While the groups focus mostly on Tola, a prominent labour rights activist, they also urged the dismissal of charges for his ostensible “co-defendants”, activist monk But Buntenh and media advocate Pa Nguon Teang.
The trio was accused of misappropriating funds meant for the funeral of slain political activist Kem Ley. They were ordered sent to pre-trial detention, but have not returned to Cambodia from abroad to face the charges.
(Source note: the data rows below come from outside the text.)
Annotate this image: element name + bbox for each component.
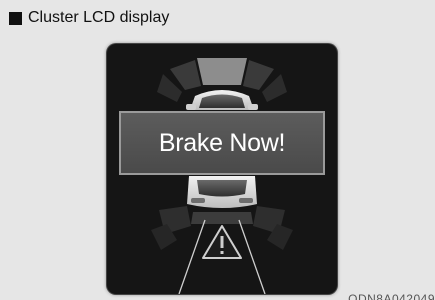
caption-bullet-icon xyxy=(9,11,22,25)
car-icon xyxy=(186,90,258,110)
caption-text: Cluster LCD display xyxy=(28,9,170,26)
manual-figure: Cluster LCD display Brake Now! ODN8A0420… xyxy=(0,0,435,300)
car-rear-icon xyxy=(187,176,257,208)
figure-caption: Cluster LCD display xyxy=(9,8,169,28)
brake-alert-message: Brake Now! xyxy=(158,128,286,157)
brake-alert-box: Brake Now! xyxy=(119,111,325,175)
warning-triangle-icon xyxy=(202,225,242,259)
figure-code: ODN8A042049 xyxy=(348,292,435,300)
cluster-lcd-display: Brake Now! xyxy=(107,44,337,294)
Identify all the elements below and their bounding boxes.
Rights groups and observers have criticised the charges as politically motivated, and Ley’s family has repeatedly maintained the innocence of the accused. The complaint was filed by Cambodia Youth Party head Pich Sros, who has no relationship to the Ley family, but has filed numerous lawsuits seemingly benefiting the ruling party, including an initial complaint against the Cambodia National Rescue Party, after which the party was dissolved.
“It is well known that Cambodia’s courts are not independent, but rather are driven by the political interests of the ruling Cambodian People’s Party. These charges constitute an attempt to silence and punish one of the country’s leading independent voices for worker rights,” the statement says.
“This case is emblematic of broader deterioration in the labor rights and human rights climate in Cambodia,” the statement continued.
Justice Ministry spokesman Chhin Malin brushed off the appeals on the trio’s behalf, calling the statement “politically motivated” and saying no institutions can interfere with Cambodia’s internal court affairs.
“Their concern and their political message will not influence the court’s procedure,” he said.
Malin continued that civil society organisations are welcome to assist on “technical” matters, such as providing Tola with a legal team, and accused the organisations of supporting “that political party”, a likely reference to the dissolved CNRP.
“Don’t think about your country’s laws, just look at our Criminal Code and criminal procedure,” he said.